Blog

Quality Sense Podcast: Julio de Lima – Machine Learning to Understand Performance Testing Results

Júlio explains a machine learning algorithm to reduce the scope of load testing and get meaningful analysis from your data faster

In this Quality Sense episode, Fede has a chat with Júlio de Lima, an engineer at Capco, who recently completed his master’s degree in Electrical Engineering and Computing (Artificial Intelligence) and also co-founded GaroaQA, a meetup group with four locations across Brazil and over 2,000 members.

Episode Highlights

  • The complexity of analyzing the huge amounts of data that software performance tests provide
  • Using machine learning to solve data issues by giving meaningful insights about what happened during test execution
  • How he used K-means clustering, a machine learning algorithm, to reduce almost 300,000 records to fewer than 1,000 and still get good insights into load testing results

Relevant Links:

Listen Here:

Episode Transcript:

(Lightly edited for clarity.)

Federico:

Hello, Júlio.
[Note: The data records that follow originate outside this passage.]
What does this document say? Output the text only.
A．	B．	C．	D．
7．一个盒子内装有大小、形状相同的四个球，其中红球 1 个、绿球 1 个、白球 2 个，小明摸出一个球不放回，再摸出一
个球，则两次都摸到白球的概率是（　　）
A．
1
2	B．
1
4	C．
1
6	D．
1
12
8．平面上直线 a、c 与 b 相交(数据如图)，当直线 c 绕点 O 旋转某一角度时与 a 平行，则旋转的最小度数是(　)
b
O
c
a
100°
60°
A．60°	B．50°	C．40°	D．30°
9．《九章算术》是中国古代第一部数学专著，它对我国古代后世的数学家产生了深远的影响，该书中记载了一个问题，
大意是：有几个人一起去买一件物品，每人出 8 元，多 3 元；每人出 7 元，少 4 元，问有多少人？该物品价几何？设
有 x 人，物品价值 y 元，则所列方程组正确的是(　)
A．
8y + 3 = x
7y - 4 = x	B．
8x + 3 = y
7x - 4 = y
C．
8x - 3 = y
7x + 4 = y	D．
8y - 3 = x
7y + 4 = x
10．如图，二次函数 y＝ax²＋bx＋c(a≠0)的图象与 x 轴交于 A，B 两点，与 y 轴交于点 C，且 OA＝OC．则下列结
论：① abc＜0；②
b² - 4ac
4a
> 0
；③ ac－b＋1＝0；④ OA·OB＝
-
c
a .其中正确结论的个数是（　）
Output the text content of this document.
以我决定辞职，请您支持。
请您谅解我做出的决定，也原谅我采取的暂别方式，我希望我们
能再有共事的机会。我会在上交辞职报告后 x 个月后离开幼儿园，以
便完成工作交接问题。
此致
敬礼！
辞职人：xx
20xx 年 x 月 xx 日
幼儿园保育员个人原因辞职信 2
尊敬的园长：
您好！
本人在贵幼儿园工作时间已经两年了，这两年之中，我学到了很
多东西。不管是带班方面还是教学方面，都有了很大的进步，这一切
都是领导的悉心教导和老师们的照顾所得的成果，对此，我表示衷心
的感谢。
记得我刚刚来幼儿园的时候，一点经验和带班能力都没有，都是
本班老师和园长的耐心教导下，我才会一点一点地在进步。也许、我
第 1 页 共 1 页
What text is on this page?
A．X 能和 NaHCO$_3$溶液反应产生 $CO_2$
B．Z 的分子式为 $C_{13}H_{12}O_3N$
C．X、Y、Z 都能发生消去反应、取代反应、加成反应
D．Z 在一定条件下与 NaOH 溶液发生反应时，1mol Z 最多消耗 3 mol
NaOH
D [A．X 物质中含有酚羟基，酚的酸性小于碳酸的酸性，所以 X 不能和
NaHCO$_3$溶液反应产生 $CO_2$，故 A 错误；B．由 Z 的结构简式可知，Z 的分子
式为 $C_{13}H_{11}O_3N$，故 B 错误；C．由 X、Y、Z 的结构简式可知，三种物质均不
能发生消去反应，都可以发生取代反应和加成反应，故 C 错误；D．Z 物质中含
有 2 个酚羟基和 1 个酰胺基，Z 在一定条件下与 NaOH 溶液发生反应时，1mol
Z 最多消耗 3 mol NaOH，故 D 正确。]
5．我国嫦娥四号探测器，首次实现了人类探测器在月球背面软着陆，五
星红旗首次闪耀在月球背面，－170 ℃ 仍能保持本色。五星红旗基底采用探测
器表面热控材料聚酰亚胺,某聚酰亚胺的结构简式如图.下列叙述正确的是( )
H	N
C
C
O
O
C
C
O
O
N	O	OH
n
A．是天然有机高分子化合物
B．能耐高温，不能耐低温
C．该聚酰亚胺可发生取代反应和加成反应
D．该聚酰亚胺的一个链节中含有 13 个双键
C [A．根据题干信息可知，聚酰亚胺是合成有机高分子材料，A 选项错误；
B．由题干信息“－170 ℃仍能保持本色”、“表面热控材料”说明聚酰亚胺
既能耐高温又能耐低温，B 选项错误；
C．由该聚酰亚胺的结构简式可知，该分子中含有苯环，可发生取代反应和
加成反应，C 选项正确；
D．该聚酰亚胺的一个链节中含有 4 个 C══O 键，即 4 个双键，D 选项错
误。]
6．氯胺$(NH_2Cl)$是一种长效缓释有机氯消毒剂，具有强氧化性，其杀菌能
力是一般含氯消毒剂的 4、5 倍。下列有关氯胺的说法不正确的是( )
It is so nice to have you here on the show. How are you doing today?

Júlio:

I’m very fine, and it’s a pleasure to be here, and thank you for having me here.

Federico:

It’s my pleasure as well, and also to share this space with more Latin American friends. This is one of the biggest motivations I have for doing this podcast is sharing things between different parts of the world. Having great leaders in software testing from here, from the states, or countries around here, but also having the possibility to share experiences also with my brothers from the South.

Júlio:

Awesome.

Federico:

Julio, one of the main topics we want to address today is related to performance testing. But before that, I would like to know how you ended up working in software testing, and specifically what’s your background around performance.

Júlio:

Okay, that’s good. So I started my career playing the role of a developer. So I started developing PHP. I used to be a good programmer, actually. And some day I heard some director that was working for the same company that I was at at that time, and she said that they were going to start to invest more effort on testing. And I said, “Testing, how?”

Yeah, someone is paid to just click buttons. And I said, “That’s a lie.” And then I started to search about it and they found a lot of stuff on testing. I said, “Oh, that seems good.” And at that time I was working with 39 other programmers. So it’s very difficult to raise your career in an environment like this. So I said, I believe that it’s an opportunity for me. I started to study a lot, read a lot of books. I met, how they say, in the books, a lot of people that are very well known even today, like James Bach, Janet Gregory, who you also interviewed, right? It was a good conversation.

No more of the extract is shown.